Normal quantile relation

Question

If $X$ is a random variable having a standard normal distribution and $z(p)$ is the point having probability $p$ to the right of it. Is there any relation between $z(p)$ and $z(p/2)$?

Answer 1

There is, of course, a formal relationship between $z(p)$ and $z(p/2)$ such as the one stated in the answer by Xi'an but note that, as also pointed out in ping's comment on that answer, Xi'an's answer is merely a restatement of the question asked. The question asked by the OP is of some interest to those interested in digital communications because the bit error rate (BER) $p$ in some systems is related to the signal-to-noise ratio (SNR) as $$\text{BER} = Q(\text{SNR})$$ where $Q(x) = 1-\Phi(x)$ is the complementary standard normal CDF. Communications engineers spend a great deal of time and effort in achieving as large an SNR as they can since increasing the SNR results in minimizing BER, and they might be assumed to have some interest in finding out how much more they need to increase SNR in order to halve the BER.

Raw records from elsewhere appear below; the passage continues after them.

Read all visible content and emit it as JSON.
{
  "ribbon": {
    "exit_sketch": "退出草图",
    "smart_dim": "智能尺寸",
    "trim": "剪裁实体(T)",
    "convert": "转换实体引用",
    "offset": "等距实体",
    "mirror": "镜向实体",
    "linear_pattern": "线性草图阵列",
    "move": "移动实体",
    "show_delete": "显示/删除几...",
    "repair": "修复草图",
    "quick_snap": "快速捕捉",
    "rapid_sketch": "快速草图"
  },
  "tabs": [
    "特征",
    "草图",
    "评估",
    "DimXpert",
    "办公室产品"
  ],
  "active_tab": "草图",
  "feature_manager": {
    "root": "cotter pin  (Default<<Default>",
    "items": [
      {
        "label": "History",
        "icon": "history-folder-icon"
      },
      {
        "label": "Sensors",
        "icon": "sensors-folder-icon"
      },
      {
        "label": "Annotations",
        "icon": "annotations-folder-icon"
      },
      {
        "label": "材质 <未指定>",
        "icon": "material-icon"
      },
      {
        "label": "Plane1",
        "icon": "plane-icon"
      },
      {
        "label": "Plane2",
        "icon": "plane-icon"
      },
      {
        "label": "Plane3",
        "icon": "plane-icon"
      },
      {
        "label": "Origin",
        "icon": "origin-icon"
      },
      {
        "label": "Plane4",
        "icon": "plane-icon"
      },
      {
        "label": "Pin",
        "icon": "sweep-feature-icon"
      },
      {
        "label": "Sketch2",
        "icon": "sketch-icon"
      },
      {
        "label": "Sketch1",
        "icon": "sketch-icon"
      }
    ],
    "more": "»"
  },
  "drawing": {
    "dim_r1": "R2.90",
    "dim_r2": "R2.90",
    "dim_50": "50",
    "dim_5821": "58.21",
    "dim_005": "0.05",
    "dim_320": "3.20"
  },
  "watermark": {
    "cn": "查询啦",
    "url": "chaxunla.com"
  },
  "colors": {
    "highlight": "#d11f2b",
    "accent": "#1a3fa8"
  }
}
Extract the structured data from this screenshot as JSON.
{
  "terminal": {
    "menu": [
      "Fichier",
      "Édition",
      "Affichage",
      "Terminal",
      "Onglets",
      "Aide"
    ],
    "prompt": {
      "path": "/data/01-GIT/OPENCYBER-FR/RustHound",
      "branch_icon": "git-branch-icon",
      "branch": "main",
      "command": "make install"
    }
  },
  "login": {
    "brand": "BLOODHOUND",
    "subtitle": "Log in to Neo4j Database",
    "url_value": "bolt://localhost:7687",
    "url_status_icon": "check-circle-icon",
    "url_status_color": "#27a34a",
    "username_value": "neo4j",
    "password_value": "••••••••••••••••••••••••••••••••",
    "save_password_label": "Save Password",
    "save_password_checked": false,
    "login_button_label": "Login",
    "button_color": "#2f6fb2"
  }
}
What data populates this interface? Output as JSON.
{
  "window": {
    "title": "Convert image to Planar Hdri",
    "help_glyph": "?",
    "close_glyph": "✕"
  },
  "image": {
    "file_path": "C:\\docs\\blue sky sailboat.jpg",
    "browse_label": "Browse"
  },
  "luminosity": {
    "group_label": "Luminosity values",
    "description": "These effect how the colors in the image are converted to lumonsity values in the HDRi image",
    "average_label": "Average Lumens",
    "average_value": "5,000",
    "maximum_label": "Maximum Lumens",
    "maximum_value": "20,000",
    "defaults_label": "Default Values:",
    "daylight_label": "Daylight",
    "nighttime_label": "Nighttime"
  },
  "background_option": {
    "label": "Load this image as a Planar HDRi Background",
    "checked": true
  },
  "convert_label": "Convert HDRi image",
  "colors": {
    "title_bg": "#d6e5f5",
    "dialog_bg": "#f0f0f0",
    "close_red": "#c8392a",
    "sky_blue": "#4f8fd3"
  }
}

With that as preliminaries explaining why the answers to the OP's question might be of some interest to a few readers of stats.SE, let us consider $Q(z) = \int_z^\infty \phi(x) \mathrm dx$ where $\phi(x)$ is the standard normal density function. $Q(z)$ is a convex function on the positive real line having value $Q(0)= \frac 12$, and decreasing to limiting value $0$ as $z \to \infty$. The derivative of $Q(z)$ is $-\phi(z)$ and the tangent to $Q(z)$ lies below the curve. The tangent line at the point $(z(p),p)$ has equation $$y = p -\phi(z(p))[z-z(p)]$$ and thus reaches value $p/2$ at \begin{align} z &=z(p) + \frac{p}{2\phi(z(p))}\\ &= z(p) + 0.5\frac{Q(z(p))}{\phi(z(p))} \end{align} where the fraction on the right can be recognized as Mills' ratio evaluated at $z(p)$. Since the $Q(z)$ curve is above the tangent, $z(p/2)$ is larger than the above value of $z$, that is, $$z(p/2) - z(p) > 0.5\frac{Q(z(p))}{\phi(z(p))}. \tag{1}$$ Similarly, the tangent to the $Q(z)$ curve at $(z(p/2), p/2)$ has equation $$y = p/2 -\phi(z(p/2))[z-z(p/2)]$$ and thus has value $p$ at \begin{align} z &=z(p/2) - \frac{p/2}{\phi(z(p/2))}\\ &= z(p/2) - \frac{Q(z(p/2))}{\phi(z(p/2))} \end{align} Since the $Q(z)$ curve is above the tangent, $z(p)$ is larger than the above value of $z$, that is, $$z(p/2) - z(p) < \frac{Q(z(p/2))}{\phi(z(p/2))}\tag{2}$$ where we can identify the fraction as Mill's ratio evaluated at $z(p/2)$. Thus, we have the bounds $$ 0.5\frac{Q(z(p))}{\phi(z(p))} < z(p/2) - z(p) < \frac{Q(z(p/2))}{\phi(z(p/2))}.\tag{3}$$ Now, it is well known that for $z>0$, $Q(z) < z^{-1} \phi(z)$ which bound is not very useful for small $z$ but is tight for large $z$. Thus, for large $z$ (corresponding to small $p$, we can modify $(3)$ to $$\frac{1}{2z(p)} < z(p/2) - z(p) < \frac{1}{z(p/2))}.\tag{4}$$

Alternatively, note that Eqs. $(26.2.22)$ and $(26.2.23)$ of Abramowitz and Stegun's Handbook of Mathematical Functions tell us that for $p < \frac 12$, $z(p)$ can be approximated as $t - h(t)$ where $h(t)$ is a rational function of $$t = \sqrt{\frac{1}{\ln\left(\frac{1}{p^2}\right)}} = \frac{1}{\sqrt{-2\ln(p)}}.$$ This could be used to derive an approximation for $z(p/2)$ in terms of $z(p)$.